### Overall Process

If you *can* use form recognizer Layout API for all of the Gazettes, this is preferable. 

If you can't use form recognizer Layout API for all of the Gazettes: 
* Get list of all gazette pages that have tables in them, using the column number estimator.<sup>1</sup> If a page is estimated to have "None" or more than 2 columns, it's likely a table. 
* Get the full PDF of those gazettes
* Filter for the page(s) (remember that PDF Reader Objects start indexing at zero) 
* Send the PDF data for the filtered pages to the form recognizer API

<sup>1</sup>There are limitations with the column estimation strategy. In particular, if a page contains one small table (e.g., 1-2 rows) and is otherwise a two-column page, the column estimator will not identify it as containing tables. 

A possible improvement would be to filter pages for Notices of interest that are anticipated to contain tables. For example, a project interested in the Land Act could find pages containing a Land Act announcement. 

Once you have the tables: 
* Knit the tables together using the information provided: 
    + If `resp_json` is json format of response object, then `resp_json['analyzeResult']['pageResults'][0]['tables']` will give the tables on page 0
    + Gives rowIndex & columnIndex, + bounding box for the text, + the text
    
Unfortunately, we did not have time to implement this process fully.

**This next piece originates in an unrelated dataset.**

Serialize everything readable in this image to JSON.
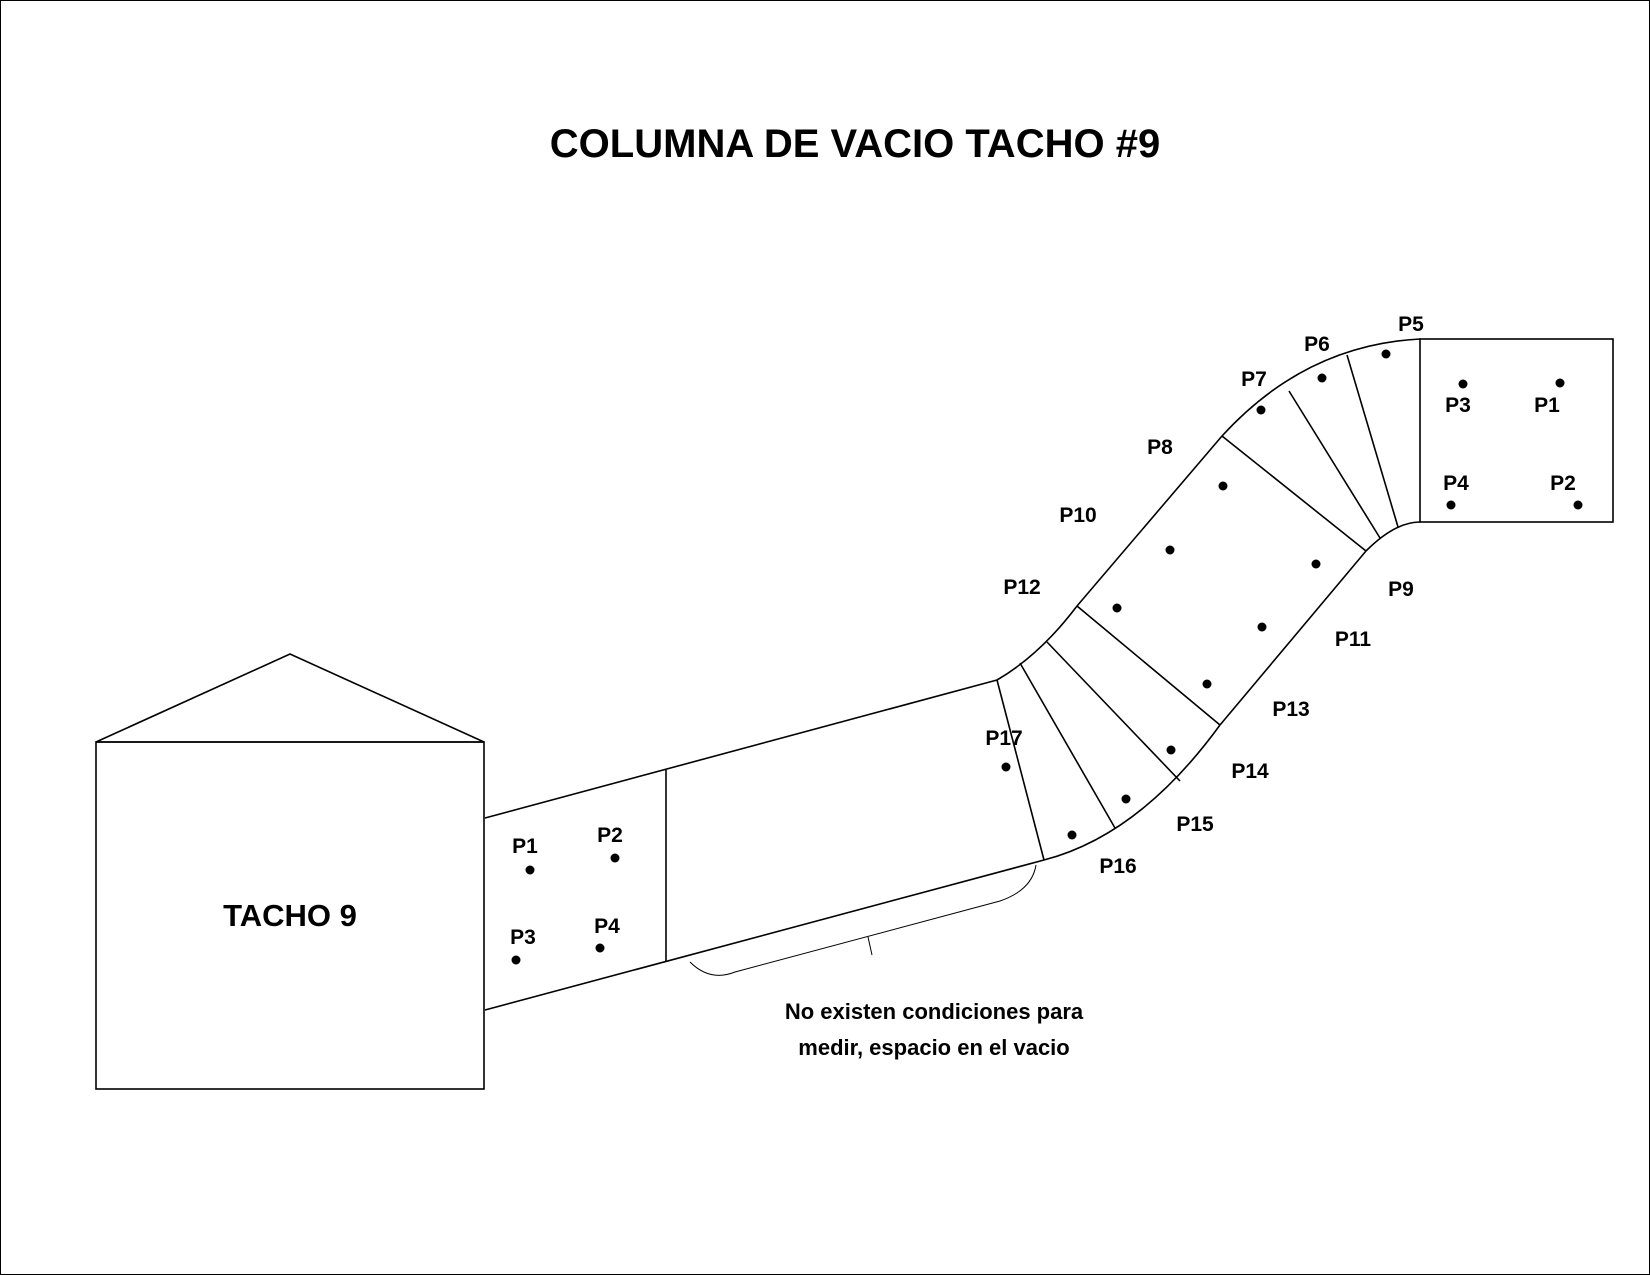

We hope that the below starting point, as well as the explanation of the Form Recognizer Layout API output described in the `additional_walkthroughs` folder, will be a starting point for someone else to implement this in a straightforward way. 

In [2]:
import os
import json
import requests

from helpers import json_extraction as je
from helpers import write_urls as wu 

ROUTETOROOTDIR = '/home/dssg-cfa/notebooks/dssg-cfa-public/'
IMPORTSCRIPTSDIR = ROUTETOROOTDIR + "util/py_files"
os.chdir(IMPORTSCRIPTSDIR)
import orderingText

ke_gazettes = "/home/dssg-cfa/ke-gazettes/"
filenames = [f for f in os.listdir(ke_gazettes)]

In [3]:
# Pseudocode to build off of:

likely_tables = []
for fn in filenames[:5]: 
    with open(ke_gazettes + fn) as f:
        data_json = json.load(f)
    content = data_json['analyzeResult']['readResults']
    pg_lst = []
    for i in range(len(content)):
        page_lines = content[i]['lines']
        num = orderingText.getNumCols(page_lines)
        if (num != None and num > 2) or (num == None):
            if i == 0 and len(content) == 1: 
                continue # skip table of contents 
            pg_lst.append(i)
            
    # POSSIBLE PSEUDOCODE: 
    # access source database metadata, using our map from the DSSG filenames
    # use this metadata to access a URL  
    # call form recognizer API on the page, passing it the URL and the pg_lst (indices)
        # json_extraction.call_form_rec_layout_api() will be helpful for this
    # append results of form recognizer API to the JSON, with page numbers attached 
    # re-save the JSON under the same filename -- now including Form Recognizer results
    likely_tables.append({fn: pg_lst})
        
likely_tables

[{'gazette-ke-vol-cx-no-100-dated-19-december-2008-special': []},
 {'gazette-ke-vol-cvii-no-34-dated-13-may-2005': [0, 35]},
 {'gazette-ke-vol-cxiv-no-45-dated-23-may-2012-special': []},
 {'gazette-ke-vol-cxviii-no-163-dated-23-december-2016': [1,
   2,
   13,
   14,
   15,
   16,
   17,
   18,
   19,
   20,
   21,
   22,
   31]},
 {'gazette-ke-vol-cxix-no-94-dated-10-july-2017-special': [1]}]